Article recommendation system for Pelican based on post similarity calculated using NLTK and scikit-learn's TFIDF vectorizer.
You will need to have numpy
, scikit-learn
and nltk
installed. You
also need to have the necessary nltk
corpus installed. Run >>>
nltk.download()
to download if necessary.
When the plug-in is activated, you can use article.recommended_articles
list to get a list of recommended articles. You can then use this inside your
templates. For example:
{% if article.recommended_articles %}
<div class="related-posts">
<h1>Recommended Articles</h1>
<ul>
{% for post in article.recommended_articles %}
<li>
<a href="{{ SITEURL }}/{{ post.url }}"
rel="bookmark"
title="Permalink to {{ post.title|striptags }}">
<span itemprop="name">
{{ post.title }}
</span>
</a>
</li>
{% endfor %}
</ul>
</div>
{% endif %}
A dictionary ARTICLE_RECOMMENDER_OPTIONS
can be defined in Pelican's
settings file. Currently the following two keys from this dictionary are used:
max_recommendations
(default = 5): the maximum number of articles recommended.min_score
(default = 0.05): minimum score to be included as a recommendation. Value must be between 0 and 1.
Example:
ARTICLE_RECOMMENDER_OPTIONS = {'max_recommendations': 5,
'min_score': 0.1}
The recommender will parse the content of all articles, pass the plain text (ignoring code and math blocks, for example) to an NLTK tokenizer, and then vectorizes all the articles using scikit-learn's TFIDF vectorizer. Finally, a similarity score is calculated based on cosine similarity.

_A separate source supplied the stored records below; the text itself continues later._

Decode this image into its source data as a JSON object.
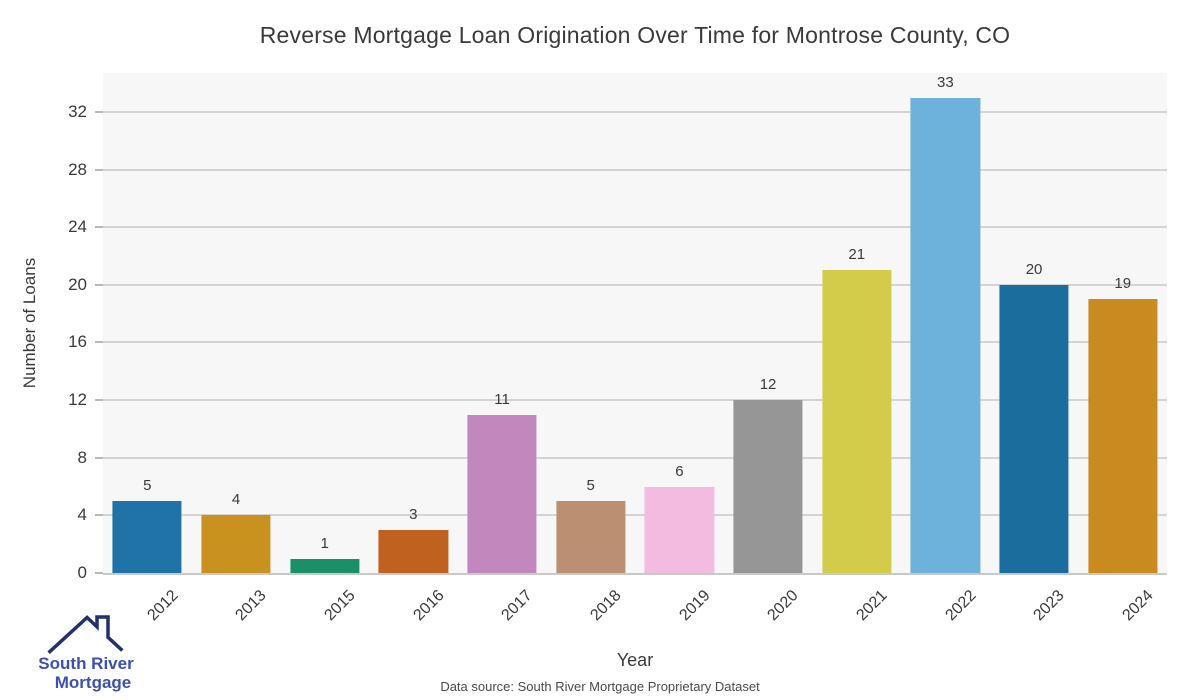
{
  "chart_data": {
    "type": "bar",
    "title": "Reverse Mortgage Loan Origination Over Time for Montrose County, CO",
    "xlabel": "Year",
    "ylabel": "Number of Loans",
    "categories": [
      "2012",
      "2013",
      "2015",
      "2016",
      "2017",
      "2018",
      "2019",
      "2020",
      "2021",
      "2022",
      "2023",
      "2024"
    ],
    "values": [
      5,
      4,
      1,
      3,
      11,
      5,
      6,
      12,
      21,
      33,
      20,
      19
    ],
    "bar_colors": [
      "#1f73a6",
      "#c9921e",
      "#1b9068",
      "#c06120",
      "#c287bd",
      "#bb8f72",
      "#f3bbdf",
      "#969696",
      "#d3cc4b",
      "#6cb2da",
      "#1b6d9e",
      "#c98a1f"
    ],
    "yticks": [
      0,
      4,
      8,
      12,
      16,
      20,
      24,
      28,
      32
    ],
    "ylim": [
      0,
      34.7
    ],
    "grid": "horizontal-major-only",
    "legend": "none",
    "plot_background": "#f7f7f7",
    "gridline_color": "#d4d4d4"
  },
  "branding": {
    "logo_line1": "South River",
    "logo_line2": "Mortgage",
    "logo_icon": "house-roof-icon",
    "logo_text_color": "#3c50ae",
    "logo_icon_color": "#243066"
  },
  "footer": {
    "source_text": "Data source: South River Mortgage Proprietary Dataset"
  }
}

Because of all the above, the plug-in will make the generation process
significantly slower. Please keep this in mind. You might want to only enable
this plug-in in publishconf.py
.
This plug-in started off as modifications to the related_posts
plug-in
available on Pelican's Plugin Repository, and diverged enough for me to
release it as an independent plug-in.